Ford Stock - Fusion vs Camry fuel efficiency
Source: fueleconomy.gov

The Fusion wasn’t the only bold move Ford made during the recession to offer more value to consumers. In 2009, Ford introduced an improved Ford Transit Connect in North America. One of its models — the L1 Econetic 95PS — offers fuel economy of up to 70.6 mpg.

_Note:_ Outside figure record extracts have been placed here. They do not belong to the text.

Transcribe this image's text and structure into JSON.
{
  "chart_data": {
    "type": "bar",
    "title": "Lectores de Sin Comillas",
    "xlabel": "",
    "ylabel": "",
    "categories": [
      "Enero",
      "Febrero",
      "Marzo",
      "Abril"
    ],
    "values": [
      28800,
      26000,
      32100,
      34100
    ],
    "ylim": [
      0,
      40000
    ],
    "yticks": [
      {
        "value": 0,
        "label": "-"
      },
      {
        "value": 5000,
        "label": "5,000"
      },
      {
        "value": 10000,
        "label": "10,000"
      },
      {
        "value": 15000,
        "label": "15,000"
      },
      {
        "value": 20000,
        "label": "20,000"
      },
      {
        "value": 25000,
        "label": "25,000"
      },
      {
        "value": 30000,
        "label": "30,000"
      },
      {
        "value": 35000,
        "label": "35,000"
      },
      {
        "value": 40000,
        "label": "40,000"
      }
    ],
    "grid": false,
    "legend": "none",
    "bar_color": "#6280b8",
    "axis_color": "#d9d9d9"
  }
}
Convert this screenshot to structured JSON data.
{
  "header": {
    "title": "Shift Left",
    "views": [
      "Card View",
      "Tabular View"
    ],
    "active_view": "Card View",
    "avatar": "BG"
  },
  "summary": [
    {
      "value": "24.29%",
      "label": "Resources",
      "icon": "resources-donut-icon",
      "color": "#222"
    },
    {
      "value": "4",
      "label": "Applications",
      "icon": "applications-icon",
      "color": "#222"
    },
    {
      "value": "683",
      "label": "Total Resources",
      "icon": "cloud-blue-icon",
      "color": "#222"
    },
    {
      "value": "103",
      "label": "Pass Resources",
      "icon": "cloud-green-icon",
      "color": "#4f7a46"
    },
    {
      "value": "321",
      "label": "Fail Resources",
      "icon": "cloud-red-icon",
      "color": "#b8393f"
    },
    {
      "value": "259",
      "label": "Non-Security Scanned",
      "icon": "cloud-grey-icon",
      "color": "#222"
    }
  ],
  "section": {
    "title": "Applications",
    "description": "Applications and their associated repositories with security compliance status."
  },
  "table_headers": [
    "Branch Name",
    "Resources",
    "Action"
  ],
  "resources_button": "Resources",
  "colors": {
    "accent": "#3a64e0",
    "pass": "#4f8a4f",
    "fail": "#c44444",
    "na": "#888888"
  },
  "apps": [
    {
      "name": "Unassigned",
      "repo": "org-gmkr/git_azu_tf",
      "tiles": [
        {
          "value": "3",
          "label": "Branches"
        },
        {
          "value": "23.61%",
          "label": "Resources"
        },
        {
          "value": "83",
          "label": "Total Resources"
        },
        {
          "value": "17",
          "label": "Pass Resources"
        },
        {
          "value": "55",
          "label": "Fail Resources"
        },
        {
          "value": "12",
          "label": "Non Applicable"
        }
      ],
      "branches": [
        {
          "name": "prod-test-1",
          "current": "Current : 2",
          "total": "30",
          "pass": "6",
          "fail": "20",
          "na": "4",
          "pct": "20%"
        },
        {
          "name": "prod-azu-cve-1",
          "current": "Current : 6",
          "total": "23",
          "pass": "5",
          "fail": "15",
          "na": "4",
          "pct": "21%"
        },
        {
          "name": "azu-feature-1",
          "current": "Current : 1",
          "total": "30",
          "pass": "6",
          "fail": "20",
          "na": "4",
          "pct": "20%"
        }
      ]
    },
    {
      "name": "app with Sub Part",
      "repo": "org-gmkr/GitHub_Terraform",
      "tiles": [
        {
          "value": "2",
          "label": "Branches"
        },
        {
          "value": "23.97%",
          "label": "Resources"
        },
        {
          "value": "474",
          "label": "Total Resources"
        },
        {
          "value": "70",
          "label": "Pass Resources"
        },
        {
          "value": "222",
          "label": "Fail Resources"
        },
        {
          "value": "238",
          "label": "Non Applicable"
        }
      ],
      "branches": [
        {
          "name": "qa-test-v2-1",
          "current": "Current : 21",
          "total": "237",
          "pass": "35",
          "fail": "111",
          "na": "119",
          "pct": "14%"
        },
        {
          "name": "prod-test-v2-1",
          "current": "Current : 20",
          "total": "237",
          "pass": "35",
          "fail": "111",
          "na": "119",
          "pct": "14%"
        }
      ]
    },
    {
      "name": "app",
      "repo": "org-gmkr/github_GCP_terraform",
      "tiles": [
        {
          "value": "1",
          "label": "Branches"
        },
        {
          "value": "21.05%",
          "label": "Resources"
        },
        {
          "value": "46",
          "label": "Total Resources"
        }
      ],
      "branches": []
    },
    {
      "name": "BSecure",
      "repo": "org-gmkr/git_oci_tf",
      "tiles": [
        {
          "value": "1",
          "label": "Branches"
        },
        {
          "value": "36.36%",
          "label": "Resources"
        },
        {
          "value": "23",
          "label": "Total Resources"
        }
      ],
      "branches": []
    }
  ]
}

Other moves in the direction of fuel efficiency during the recession included Ford C-MAX and Ford S-MAX for Europe and China.

Ford has also been working to improve the turbo lag issues that come with turbocharged engines by introducing twin-turbocharged engines — as with the latest Ford Edge. This means Ford already has another weapon in its hand to fight competition, as turbocharged engines are taking over.

Providing More Value With the F-150

By ditching the traditional steel body for an aluminum body, Ford has made the F-150 the most fuel-efficient auto in its class. It’s already been discussed enough that the improved fuel efficiency of the new F-150 has a lot to do with the lighter weight of the aluminum body.

But that’s not the only value Ford is offering here. Ford knew that by introducing a new body, costs were likely to run high. Experts were particularly concerned that the improvement would mean higher insurance premiums.

However, this hasn’t been the case so far. In fact, Ford took specific steps to ensure that the improvement would not bring higher premiums.

The Car Connection noted that Ford built the new F-150 such that it allows for bodywork and mending on a small scale. In other words, F-150 owners have the choice of replacing a small and cheap part of the aluminum body instead of changing a large panel.

In addition, we can see again that Ford is trying to keep repair costs in check.

Takeaway: Ford has its consumers in mind at every stage of product development.

A Consumer-Centric Model Doesn’t Hurt Efficiency

It would be expected that investment in fuel-efficient vehicles would hurt Ford’s own efficiency, since it was a relatively new venture. But Ford has done a great job of maintaining healthy efficiency.

For instance, one might presume that the spread between revenues and cost of goods sold would shrink during the refocusing era, since this should normally see COGS increase without any inherent guarantee that revenues would follow suit.

But Ford has been able to maintain a healthy spread between these two over the past five years, as the chart below shows.

Ford Stock - YCharts

Since costs aren’t weighing down heavily on revenues during this early part of the refocus, investors can expect Ford to widen this spread as time goes on — when the new system becomes more mainstream. Just to be clear, a wider spread between revenues and cost of goods sold would go some way in tilting Ford’s bottom line toward the positive axis.

Takeaway

Undoubtedly, Ford is struggling right now, as pressure has been on sales in recent months. However, with Ford’s focus on making fuel-efficient vehicles that consumers want while maintaining good performance, investors should remain positive about the long-term future of Ford.

Consumers will forever be interested in saving costs on fuel, but the market doesn’t seem to understand this right now. It’s time for investors who understand this value to take advantage of the currently undervalued Ford stock and take (more) positions. The market will surely get it someday.

As of this writing, Craig Adeyanju did not hold a position in any of the aforementioned securities.